Церковь жиденьким медным баском отсчитывает десять. Пора… Встают — расходятся по домам.
— Прощай, Семеныч.
— Прощай, — отвечает сосед и задумчиво прибавляет вслед: — А тольки нам от той земли проку нету. Нет, говорю, с ей толку… Нам бы и своей, русской, хватило б…
— Хватить-то хватило б, чего уж!
— Прощай, Семеныч!
Расходились. Каждый думал — хватить-то хватило б, да вот… А за селом, за речкой, холмами и низинками лежало поместье, просторные куски своей, русской, земли. Сизели заросевшие яровые, гречиха стлалась белой простынею, над луговиной клочьями плыл туман…
Паня зажигала лампу, подсаживалась поближе к огню, раскрывала книжку. Десятки сереньких, одинаковых книг — и во всех одно и то же: люди с красивыми именами и лицами, любовь, слезы…
— Эк ее, не начитается никак, — бурчал Парфен Палч спросонья, — да ложись ты, дура!

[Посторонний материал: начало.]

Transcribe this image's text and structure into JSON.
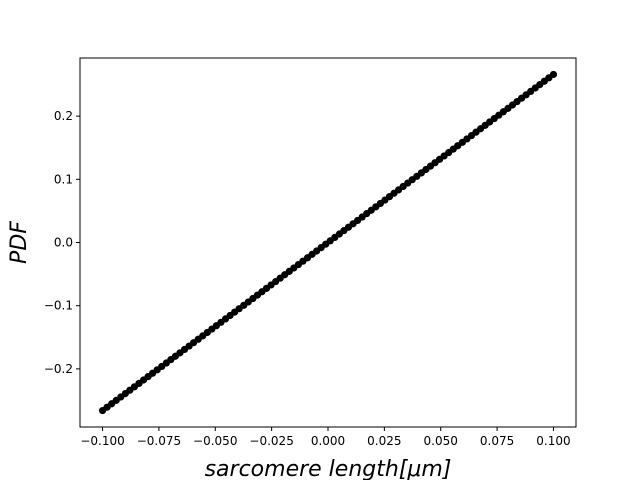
{
  "chart_data": {
    "type": "scatter",
    "title": "",
    "xlabel": "sarcomere length[μm]",
    "ylabel": "PDF",
    "xlim": [
      -0.11,
      0.11
    ],
    "ylim": [
      -0.292,
      0.292
    ],
    "xticks": [
      -0.1,
      -0.075,
      -0.05,
      -0.025,
      0.0,
      0.025,
      0.05,
      0.075,
      0.1
    ],
    "xtick_labels": [
      "−0.100",
      "−0.075",
      "−0.050",
      "−0.025",
      "0.000",
      "0.025",
      "0.050",
      "0.075",
      "0.100"
    ],
    "yticks": [
      -0.2,
      -0.1,
      0.0,
      0.1,
      0.2
    ],
    "ytick_labels": [
      "−0.2",
      "−0.1",
      "0.0",
      "0.1",
      "0.2"
    ],
    "grid": false,
    "legend": "none",
    "series": [
      {
        "color": "#000000",
        "marker": "circle",
        "x_range": [
          -0.1,
          0.1
        ],
        "y_range": [
          -0.266,
          0.266
        ],
        "num_points": 100
      }
    ]
  }
}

Паня шла к себе, медленно расчесывая тусклые, рыжеватые волосы, гляделась в зеркальце, думала о том, какое у ней безобразное имя — ни в одной книжке не встретишь такого — думала, вздыхала, покачивала головой: ну, кто полюбит ее —
— Милый, — шептала она, — ну, скорее… Сладко скрещивала она под одеялом ноги, плотно смыкала глаза, и все ясней, все желанней, близился тот, тот самый он.

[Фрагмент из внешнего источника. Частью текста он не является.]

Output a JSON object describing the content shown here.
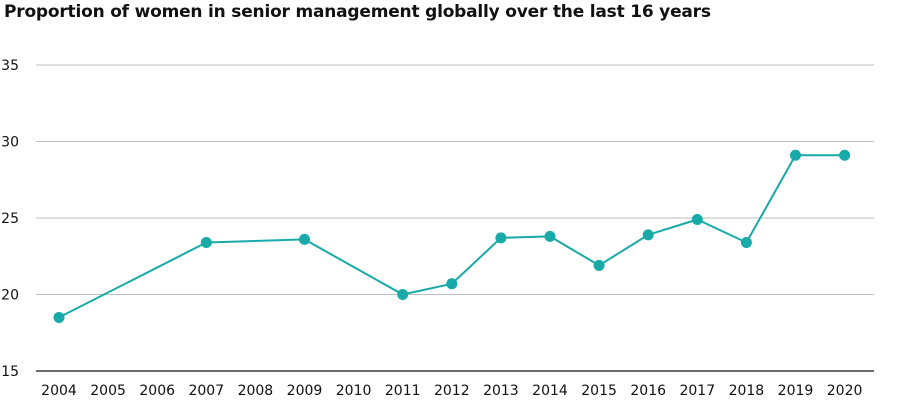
{
  "chart_data": {
    "type": "line",
    "title": "Proportion of women in senior management globally over the last 16 years",
    "xlabel": "",
    "ylabel": "",
    "categories": [
      "2004",
      "2005",
      "2006",
      "2007",
      "2008",
      "2009",
      "2010",
      "2011",
      "2012",
      "2013",
      "2014",
      "2015",
      "2016",
      "2017",
      "2018",
      "2019",
      "2020"
    ],
    "series": [
      {
        "values": [
          18.5,
          null,
          null,
          23.4,
          null,
          23.6,
          null,
          20,
          20.7,
          23.7,
          23.8,
          21.9,
          23.9,
          24.9,
          23.4,
          29.1,
          29.1
        ]
      }
    ],
    "ylim": [
      15,
      35
    ],
    "yticks": [
      15,
      20,
      25,
      30,
      35
    ],
    "grid": true,
    "colors": {
      "line": "#17aaa8",
      "grid": "#bfbfbf",
      "axis": "#111111"
    }
  }
}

…Осень, зима, война, темные жуткие ночи, длинные, будто и конца им не будет никогда, темные слухи — шопотами передавали их друг другу, рассказывали, что в такой-то вот губернии и волости, такой-то вот проживал старичек, а к старичку тому, что ни ночь, приходил другой старичек старый, и был де тот старый старичек, сам Никола, заступник мужичий, и говорил он… Промеж грузных, лохматых туч висела страшная багровая луна, бабы шопотами рассказывали про Николу, про мертвых солдатиков, что идут по ночам с далекого фронту к родимым погостам… Было жарко и смрадно в избах, на полатях ворочались дети, а в сени ветер наносил сухие вороха сыпучего снега… И, может, в самом деле брели в те ночи, по глубоким российским снегам мертвые люди в солдатских шинелях, несли в стынущих синих руках саперные лопатки с короткими держаками, чтоб лопатками этими, на погосте своего стародавнего прихода, выстроить себе последнее земляное жилье? Подолгу молились бабы ложась, в низких поклонах опускали головы к полу, — но не помогала молитва, потому что не может молитва помочь, когда в письмах солдатских, в каждой корявой строчке прячется трудная солдатская смерть…
Осень, зима, весна, и вот — в дождливую мартовскую ростепель, в серые весенние дни, когда рухнувшая дорога вилась желтым червем по грязному снегу, — впервые разлилось по деревне: «Царя-то… царя-то, батюшку!».